Encore raté ! La demande de Joissains, juriste et maire-la-morale, a fait un gros plouf. Lors du dernier conseil municipal, je lui ai demandé d'informer les élus sur la situation des sans-abri à Aix. Elle a refusé au prétexte qu'elle avait saisi la justice et qu'elle ne pouvait pas commenter une affaire en cours. Relançant ma question, j'ai insisté pour qu'elle nous fasse connaître les mesures sociales prises ou qu'elle entendait engager. Nouvelle fin de non-recevoir.

Quand on est à ce point incapable d'écouter, de dialoguer et de traiter les problèmes, il ne faut plus s'étonner de rien. Et voilà que le juge des référés du tribunal de grande instance vient, une nouvelle fois, de débouter la Ville de sa demande d'expulsion des Enfants de Don Quichotte installés place Jeanne d'Arc, estimant que le "caractère manifestement illicite de la situation n'est pas suffisamment établi en l'absence de propositions sérieuses de mise en oeuvre du droit au logement".

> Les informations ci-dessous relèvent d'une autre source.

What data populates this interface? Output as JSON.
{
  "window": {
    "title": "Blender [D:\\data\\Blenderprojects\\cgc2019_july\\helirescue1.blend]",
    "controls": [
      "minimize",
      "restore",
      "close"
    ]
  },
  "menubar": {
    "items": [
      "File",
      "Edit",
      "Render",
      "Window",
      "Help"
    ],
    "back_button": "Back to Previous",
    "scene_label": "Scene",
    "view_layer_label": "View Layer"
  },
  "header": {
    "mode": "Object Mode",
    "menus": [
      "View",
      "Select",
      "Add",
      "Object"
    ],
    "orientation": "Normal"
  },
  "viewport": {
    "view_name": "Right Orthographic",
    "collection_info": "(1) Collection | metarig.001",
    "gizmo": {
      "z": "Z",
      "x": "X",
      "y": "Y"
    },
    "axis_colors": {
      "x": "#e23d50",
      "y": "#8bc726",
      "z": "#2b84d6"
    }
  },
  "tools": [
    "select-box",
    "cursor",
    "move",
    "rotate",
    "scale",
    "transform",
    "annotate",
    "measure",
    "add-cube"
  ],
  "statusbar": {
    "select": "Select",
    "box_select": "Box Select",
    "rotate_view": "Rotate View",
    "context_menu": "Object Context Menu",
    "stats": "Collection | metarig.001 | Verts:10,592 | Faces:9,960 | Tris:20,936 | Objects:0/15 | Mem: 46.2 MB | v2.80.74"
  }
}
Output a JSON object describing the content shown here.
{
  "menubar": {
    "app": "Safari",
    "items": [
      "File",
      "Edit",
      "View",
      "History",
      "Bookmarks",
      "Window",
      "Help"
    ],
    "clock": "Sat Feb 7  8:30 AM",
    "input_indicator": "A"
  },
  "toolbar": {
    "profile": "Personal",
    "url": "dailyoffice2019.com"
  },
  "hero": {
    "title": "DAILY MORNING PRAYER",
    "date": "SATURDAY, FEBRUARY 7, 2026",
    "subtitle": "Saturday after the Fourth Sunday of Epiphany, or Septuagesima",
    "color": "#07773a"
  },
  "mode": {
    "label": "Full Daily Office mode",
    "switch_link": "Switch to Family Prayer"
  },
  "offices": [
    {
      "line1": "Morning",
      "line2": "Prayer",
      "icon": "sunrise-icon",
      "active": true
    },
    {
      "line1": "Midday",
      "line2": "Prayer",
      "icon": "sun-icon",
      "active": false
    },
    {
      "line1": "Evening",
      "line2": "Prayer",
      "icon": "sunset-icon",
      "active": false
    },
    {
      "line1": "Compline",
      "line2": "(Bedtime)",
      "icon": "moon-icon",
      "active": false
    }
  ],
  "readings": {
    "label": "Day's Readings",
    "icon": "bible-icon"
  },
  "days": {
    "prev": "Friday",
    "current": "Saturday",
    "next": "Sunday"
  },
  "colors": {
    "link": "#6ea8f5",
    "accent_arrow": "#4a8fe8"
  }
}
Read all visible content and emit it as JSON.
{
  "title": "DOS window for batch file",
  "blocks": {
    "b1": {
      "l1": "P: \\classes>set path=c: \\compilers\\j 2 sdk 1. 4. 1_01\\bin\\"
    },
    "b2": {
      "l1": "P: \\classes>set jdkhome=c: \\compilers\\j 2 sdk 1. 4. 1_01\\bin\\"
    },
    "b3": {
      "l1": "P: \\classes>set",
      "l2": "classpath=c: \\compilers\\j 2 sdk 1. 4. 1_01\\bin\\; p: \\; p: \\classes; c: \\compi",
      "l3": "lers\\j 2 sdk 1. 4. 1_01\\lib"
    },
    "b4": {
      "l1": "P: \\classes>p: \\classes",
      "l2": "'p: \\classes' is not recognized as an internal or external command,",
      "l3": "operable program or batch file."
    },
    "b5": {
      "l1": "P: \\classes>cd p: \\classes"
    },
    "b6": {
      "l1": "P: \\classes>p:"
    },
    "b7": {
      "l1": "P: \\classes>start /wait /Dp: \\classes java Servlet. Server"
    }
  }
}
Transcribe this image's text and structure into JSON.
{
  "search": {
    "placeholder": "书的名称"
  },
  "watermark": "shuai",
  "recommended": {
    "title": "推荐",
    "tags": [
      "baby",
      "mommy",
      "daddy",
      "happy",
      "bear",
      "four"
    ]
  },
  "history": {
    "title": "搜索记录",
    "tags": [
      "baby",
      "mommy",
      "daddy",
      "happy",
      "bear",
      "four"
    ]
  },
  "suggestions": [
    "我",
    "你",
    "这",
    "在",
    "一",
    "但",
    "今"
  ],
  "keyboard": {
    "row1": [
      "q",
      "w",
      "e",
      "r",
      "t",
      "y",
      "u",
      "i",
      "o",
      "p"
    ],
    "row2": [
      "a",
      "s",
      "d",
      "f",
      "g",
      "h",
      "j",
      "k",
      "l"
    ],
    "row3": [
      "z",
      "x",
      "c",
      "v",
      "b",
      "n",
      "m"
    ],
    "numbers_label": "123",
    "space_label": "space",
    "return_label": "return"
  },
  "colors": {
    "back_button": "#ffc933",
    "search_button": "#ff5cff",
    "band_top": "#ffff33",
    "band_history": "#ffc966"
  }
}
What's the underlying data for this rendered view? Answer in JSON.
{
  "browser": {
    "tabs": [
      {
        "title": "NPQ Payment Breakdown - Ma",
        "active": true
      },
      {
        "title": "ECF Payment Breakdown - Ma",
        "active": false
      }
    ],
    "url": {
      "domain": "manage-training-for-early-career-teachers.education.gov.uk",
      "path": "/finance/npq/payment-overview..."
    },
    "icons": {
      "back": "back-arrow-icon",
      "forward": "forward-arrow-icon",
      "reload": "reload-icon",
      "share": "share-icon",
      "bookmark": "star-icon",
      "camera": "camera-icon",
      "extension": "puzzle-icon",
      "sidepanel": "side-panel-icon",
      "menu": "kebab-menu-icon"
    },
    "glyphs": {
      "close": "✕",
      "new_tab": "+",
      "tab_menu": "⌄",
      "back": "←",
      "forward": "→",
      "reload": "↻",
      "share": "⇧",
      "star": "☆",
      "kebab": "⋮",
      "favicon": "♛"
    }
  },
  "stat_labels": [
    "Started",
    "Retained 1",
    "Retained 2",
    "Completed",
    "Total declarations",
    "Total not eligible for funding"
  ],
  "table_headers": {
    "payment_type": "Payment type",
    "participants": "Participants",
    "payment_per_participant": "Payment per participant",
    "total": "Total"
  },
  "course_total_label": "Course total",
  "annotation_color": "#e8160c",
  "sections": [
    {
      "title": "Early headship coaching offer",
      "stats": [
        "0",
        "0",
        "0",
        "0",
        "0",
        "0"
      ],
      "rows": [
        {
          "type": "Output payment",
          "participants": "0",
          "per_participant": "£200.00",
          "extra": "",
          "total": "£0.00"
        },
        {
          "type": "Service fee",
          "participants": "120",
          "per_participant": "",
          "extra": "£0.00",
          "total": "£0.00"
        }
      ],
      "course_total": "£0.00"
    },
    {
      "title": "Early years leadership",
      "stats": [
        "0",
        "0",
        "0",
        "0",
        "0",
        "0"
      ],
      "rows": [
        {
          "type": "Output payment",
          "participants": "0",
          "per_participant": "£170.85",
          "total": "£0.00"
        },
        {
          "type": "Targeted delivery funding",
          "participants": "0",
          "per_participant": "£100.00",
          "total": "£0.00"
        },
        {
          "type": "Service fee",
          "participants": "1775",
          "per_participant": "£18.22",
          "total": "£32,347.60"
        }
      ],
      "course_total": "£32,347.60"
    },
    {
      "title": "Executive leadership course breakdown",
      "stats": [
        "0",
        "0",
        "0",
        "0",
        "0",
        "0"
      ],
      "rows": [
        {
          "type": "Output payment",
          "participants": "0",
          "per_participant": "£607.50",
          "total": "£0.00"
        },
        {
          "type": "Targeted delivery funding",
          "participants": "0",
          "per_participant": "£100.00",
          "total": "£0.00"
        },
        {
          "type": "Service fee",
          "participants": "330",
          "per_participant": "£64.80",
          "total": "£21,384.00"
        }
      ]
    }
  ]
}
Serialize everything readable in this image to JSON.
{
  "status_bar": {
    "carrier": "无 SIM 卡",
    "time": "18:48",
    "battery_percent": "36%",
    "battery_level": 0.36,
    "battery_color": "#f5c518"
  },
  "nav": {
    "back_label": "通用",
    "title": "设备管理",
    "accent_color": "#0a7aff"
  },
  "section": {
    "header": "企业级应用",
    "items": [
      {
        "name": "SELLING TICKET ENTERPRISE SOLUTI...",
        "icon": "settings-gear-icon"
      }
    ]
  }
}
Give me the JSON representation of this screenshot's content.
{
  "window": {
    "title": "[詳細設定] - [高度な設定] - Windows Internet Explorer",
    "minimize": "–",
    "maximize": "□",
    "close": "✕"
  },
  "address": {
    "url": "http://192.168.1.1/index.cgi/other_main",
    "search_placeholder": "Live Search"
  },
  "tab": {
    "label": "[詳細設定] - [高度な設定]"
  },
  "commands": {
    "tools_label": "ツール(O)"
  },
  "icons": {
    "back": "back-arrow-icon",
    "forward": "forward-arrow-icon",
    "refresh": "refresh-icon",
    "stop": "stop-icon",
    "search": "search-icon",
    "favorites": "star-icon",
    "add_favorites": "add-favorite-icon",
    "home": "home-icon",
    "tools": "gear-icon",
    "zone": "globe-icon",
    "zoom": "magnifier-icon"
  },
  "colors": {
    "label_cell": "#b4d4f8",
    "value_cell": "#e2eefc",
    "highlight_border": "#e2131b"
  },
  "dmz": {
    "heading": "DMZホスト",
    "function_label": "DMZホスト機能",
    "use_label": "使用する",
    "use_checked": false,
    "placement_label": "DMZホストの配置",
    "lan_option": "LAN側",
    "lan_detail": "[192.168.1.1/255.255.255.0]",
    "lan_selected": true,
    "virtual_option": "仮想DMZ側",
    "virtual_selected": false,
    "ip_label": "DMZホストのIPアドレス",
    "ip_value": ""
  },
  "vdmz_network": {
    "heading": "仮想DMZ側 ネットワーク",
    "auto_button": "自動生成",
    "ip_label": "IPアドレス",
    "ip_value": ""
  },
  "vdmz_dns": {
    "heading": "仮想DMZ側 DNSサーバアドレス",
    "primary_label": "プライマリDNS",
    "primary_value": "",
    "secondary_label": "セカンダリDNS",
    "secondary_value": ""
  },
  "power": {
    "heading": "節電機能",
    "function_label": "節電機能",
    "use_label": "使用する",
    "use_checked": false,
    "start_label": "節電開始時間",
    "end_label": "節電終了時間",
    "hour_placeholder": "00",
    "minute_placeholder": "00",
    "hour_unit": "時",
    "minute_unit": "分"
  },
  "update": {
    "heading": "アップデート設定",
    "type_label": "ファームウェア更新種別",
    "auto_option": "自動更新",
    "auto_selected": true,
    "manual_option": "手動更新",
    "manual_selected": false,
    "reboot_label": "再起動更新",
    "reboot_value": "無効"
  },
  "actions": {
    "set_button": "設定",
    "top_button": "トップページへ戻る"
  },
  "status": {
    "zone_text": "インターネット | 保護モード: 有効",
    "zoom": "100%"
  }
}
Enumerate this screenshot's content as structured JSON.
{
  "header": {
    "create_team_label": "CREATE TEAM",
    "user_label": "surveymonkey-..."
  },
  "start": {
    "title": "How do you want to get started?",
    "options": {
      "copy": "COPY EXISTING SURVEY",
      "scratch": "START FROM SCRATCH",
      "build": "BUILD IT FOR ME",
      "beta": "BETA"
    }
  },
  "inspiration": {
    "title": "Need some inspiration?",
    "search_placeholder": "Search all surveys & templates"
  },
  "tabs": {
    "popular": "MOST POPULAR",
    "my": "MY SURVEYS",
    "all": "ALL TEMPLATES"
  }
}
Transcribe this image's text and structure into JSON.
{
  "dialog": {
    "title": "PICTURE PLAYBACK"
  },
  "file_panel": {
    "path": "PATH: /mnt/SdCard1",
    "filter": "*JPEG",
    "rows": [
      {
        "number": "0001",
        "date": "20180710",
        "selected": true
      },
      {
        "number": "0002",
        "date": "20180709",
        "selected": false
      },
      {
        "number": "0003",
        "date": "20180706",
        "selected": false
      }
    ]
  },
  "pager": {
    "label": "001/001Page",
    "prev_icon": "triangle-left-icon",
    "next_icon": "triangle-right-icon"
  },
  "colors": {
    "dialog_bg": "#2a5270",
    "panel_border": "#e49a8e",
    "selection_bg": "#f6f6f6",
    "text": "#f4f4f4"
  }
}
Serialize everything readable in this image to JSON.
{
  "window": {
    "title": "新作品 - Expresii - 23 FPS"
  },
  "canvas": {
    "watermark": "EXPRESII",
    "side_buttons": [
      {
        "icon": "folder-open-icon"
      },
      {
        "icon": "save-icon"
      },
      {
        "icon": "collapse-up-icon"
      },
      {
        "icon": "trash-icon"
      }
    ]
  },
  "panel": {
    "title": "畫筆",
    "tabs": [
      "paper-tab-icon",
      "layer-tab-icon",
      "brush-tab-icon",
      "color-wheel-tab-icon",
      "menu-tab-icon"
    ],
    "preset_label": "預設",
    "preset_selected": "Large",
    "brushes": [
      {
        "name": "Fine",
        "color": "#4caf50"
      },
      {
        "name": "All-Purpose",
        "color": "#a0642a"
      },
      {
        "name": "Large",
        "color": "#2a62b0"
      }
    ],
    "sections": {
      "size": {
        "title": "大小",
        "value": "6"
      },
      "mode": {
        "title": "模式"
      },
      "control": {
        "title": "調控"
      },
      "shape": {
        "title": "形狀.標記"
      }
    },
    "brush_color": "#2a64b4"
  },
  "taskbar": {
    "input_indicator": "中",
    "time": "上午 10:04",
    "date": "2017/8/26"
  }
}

La vérité éclate derechef et les contorsions juridiques et bouffonnes du maire pour repousser sans cesse des mesures de bon sens n'y pourront rien. Aix est de plus en plus ridiculisée par Joissains qui s'entête à demeurer complètement déconnectée des réalités et des urgences humaines.

D'ailleurs, quelle a été sa réaction ? "Je prends acte de la décision et je fais appel". Appel de quoi ? Ou plutôt appel à quoi ? A une énième bêtise sans nom ?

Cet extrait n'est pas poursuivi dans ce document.